**30 Books in 30 Days**
Book 11/30
I’m feeling like a dick on this one, but I didn’t have the reading experience I was hoping for with such glowing reviews. I didn’t hate it, or even dislike it, but I didn’t really like it all that much either. I had two main problems here. The first may or may not have been exacerbated by the second, but as of right now, I have no way of knowing.
Before I get to my issues, this book is chock full of history, memoir, and food rethought. That part of it, the subject matter, worked for me. Twitty travels through history and across the South visiting and revisiting both his own experiences with Southern food, but also the idea of Southern food in general. He goes into the complexities of how history has shaped our ideas of food today in ways we just don’t think about it. He clearly knows his stuff, and it was fun to see him use his knowledge to really delve into a subject he obviously loves.
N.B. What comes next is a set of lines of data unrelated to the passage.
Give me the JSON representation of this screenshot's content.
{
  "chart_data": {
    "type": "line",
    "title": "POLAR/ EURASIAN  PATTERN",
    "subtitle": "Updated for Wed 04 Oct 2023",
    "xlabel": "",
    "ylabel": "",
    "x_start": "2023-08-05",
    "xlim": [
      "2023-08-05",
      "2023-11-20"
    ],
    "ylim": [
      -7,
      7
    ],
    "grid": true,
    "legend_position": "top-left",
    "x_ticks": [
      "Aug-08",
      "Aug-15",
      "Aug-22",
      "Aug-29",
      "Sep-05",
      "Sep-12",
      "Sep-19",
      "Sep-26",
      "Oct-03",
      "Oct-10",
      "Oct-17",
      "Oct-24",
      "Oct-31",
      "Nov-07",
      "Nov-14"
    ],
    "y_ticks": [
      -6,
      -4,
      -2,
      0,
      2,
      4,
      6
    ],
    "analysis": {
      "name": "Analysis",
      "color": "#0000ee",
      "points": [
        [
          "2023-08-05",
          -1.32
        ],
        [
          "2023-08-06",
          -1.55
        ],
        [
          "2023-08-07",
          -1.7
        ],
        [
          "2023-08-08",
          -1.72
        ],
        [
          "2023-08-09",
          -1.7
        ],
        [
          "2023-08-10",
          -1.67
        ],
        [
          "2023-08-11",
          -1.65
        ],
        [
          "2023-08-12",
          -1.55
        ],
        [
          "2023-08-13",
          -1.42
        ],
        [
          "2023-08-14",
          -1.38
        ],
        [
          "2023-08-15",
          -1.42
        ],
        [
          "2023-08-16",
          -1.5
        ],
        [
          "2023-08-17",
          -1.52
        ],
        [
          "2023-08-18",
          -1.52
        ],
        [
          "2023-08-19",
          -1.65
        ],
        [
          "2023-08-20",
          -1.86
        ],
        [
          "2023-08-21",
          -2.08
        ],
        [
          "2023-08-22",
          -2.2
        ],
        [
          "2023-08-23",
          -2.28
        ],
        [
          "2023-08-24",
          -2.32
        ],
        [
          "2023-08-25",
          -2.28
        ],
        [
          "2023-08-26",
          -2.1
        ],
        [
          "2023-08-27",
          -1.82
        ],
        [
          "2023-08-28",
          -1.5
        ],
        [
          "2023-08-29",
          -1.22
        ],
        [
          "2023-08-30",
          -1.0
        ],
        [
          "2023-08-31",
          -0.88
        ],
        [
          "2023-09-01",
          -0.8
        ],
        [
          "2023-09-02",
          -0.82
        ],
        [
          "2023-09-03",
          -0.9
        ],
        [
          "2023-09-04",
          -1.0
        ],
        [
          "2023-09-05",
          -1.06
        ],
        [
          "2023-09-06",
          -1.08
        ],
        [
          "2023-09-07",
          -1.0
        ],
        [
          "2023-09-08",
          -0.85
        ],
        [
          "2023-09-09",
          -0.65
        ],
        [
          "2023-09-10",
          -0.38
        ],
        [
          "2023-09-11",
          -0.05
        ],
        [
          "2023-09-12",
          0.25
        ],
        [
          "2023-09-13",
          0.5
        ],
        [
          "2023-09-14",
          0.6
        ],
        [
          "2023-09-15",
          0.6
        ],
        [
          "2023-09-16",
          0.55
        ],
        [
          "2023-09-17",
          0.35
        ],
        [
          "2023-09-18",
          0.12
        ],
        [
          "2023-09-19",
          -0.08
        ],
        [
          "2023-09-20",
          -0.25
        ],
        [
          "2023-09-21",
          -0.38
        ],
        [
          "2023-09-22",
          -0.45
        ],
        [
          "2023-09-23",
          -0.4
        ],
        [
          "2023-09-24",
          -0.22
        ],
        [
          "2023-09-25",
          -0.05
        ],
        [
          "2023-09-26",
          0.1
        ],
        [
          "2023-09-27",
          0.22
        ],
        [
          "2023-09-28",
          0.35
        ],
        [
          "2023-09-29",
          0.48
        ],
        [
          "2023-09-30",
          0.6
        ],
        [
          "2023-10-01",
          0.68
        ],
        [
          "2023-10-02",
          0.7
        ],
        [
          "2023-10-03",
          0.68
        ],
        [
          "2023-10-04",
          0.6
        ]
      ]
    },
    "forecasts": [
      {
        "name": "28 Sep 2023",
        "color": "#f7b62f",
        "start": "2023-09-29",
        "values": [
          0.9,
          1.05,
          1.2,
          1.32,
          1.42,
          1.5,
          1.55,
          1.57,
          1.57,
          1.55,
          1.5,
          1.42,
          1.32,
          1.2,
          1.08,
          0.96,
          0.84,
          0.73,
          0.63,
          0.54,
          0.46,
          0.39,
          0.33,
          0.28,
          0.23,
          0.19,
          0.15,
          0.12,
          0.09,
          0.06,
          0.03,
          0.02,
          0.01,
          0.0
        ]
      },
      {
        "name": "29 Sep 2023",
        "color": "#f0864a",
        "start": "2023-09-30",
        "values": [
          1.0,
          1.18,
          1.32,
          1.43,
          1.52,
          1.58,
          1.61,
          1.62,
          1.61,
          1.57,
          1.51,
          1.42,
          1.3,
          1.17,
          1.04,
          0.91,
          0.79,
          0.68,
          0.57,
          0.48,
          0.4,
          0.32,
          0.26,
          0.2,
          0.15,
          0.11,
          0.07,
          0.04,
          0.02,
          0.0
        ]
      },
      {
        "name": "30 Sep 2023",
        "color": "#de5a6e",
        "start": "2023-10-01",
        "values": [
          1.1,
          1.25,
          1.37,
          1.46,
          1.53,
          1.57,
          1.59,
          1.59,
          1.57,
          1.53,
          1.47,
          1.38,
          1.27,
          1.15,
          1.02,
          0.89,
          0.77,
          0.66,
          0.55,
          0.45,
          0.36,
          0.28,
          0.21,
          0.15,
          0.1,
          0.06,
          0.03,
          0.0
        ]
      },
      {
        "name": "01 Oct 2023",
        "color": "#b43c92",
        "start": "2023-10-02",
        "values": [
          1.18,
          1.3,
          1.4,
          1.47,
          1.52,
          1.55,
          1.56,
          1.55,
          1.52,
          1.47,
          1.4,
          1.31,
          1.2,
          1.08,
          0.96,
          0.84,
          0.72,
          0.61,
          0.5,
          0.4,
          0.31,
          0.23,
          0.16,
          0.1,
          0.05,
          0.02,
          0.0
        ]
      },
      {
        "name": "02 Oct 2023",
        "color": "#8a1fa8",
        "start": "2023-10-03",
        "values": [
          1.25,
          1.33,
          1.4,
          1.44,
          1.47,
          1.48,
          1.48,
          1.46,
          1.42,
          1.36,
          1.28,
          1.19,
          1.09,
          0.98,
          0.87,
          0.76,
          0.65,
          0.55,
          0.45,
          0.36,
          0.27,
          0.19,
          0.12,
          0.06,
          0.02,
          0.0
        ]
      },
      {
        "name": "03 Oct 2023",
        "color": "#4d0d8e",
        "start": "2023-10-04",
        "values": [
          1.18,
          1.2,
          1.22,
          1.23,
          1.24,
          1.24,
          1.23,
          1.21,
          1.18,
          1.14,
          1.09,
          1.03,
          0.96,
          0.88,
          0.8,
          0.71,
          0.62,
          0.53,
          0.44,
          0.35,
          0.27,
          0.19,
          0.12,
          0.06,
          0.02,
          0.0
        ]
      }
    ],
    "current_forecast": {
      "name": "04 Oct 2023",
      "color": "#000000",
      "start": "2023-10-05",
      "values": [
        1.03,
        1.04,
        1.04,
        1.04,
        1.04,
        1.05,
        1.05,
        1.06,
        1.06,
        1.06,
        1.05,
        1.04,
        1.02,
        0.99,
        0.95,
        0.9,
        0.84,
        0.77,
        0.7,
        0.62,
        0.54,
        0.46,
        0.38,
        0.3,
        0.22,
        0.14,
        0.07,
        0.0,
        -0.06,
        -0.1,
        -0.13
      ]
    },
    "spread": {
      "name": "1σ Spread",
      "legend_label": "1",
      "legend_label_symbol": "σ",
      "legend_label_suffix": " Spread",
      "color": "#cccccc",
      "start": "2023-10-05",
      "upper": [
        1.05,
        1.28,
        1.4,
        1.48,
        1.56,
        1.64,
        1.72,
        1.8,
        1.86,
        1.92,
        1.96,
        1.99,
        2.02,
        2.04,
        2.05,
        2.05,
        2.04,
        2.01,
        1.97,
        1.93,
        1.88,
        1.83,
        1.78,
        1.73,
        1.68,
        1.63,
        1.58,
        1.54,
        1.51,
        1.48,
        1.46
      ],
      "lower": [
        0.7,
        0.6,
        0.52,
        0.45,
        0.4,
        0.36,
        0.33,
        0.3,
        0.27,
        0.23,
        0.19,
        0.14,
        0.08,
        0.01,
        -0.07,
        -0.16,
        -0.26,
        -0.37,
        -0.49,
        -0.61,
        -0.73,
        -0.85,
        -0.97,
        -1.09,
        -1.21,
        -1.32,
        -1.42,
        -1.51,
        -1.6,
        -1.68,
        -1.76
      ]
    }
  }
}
The way it was written and the way I read it just weren’t the best vehicle for me to experience all that passion and knowledge. My first issue was that it felt scattered. He jumps from thought to thought, subject to subject, from historical musings, to anecdotes about his life, to times he talked with someone about something, to whatever else, constantly. It was extremely disorienting. I wanted a lot more structure in this than he seemed to want to give. I was constantly having to rewind to see if I could figure out what was going on and who or what he was referring to now. As I mentioned above, this problem was mostly likely made worse by my much bigger issue, but since I can’t get around that right now, I don’t have any way of knowing if I would have cared about this if I’d read the book a different way.
My second and bigger issue was that I did the audiobook and it’s narrated by the author, and I do not at all care for the way he went about doing that. I don’t know if there’s actually a nice way to say that somebody isn’t a good audio narrator, but I really do not think he was the person for this job, no matter how close to the subject matter he felt. I have had books ruined by audio narrators before, and while this one wasn’t ruined really, it was dramatically lessened. I can only imagine what a good narrator would have done with this material. It is *extremely* rare that an author has the chops to narrate their own books, and even the better ones that can mostly pull it off (i.e. Neil Gaiman) wisely let someone else do it most of the time. If I ever wrote a book you can bet your butts I would not narrate it. I sort of blame myself on this one, because I always, always check an audio sample before I choose to do the audio on a book, specifically because I’ve been burned before, and I did not do that here, for whatever reason. So it is very possible my meh feelings about this book would not exist if I had done that and just read the hard copy.
In fact, I may pick this back up in a couple of years and do just that.
Read Harder Challenge 2021: Read a food memoir by an author of color.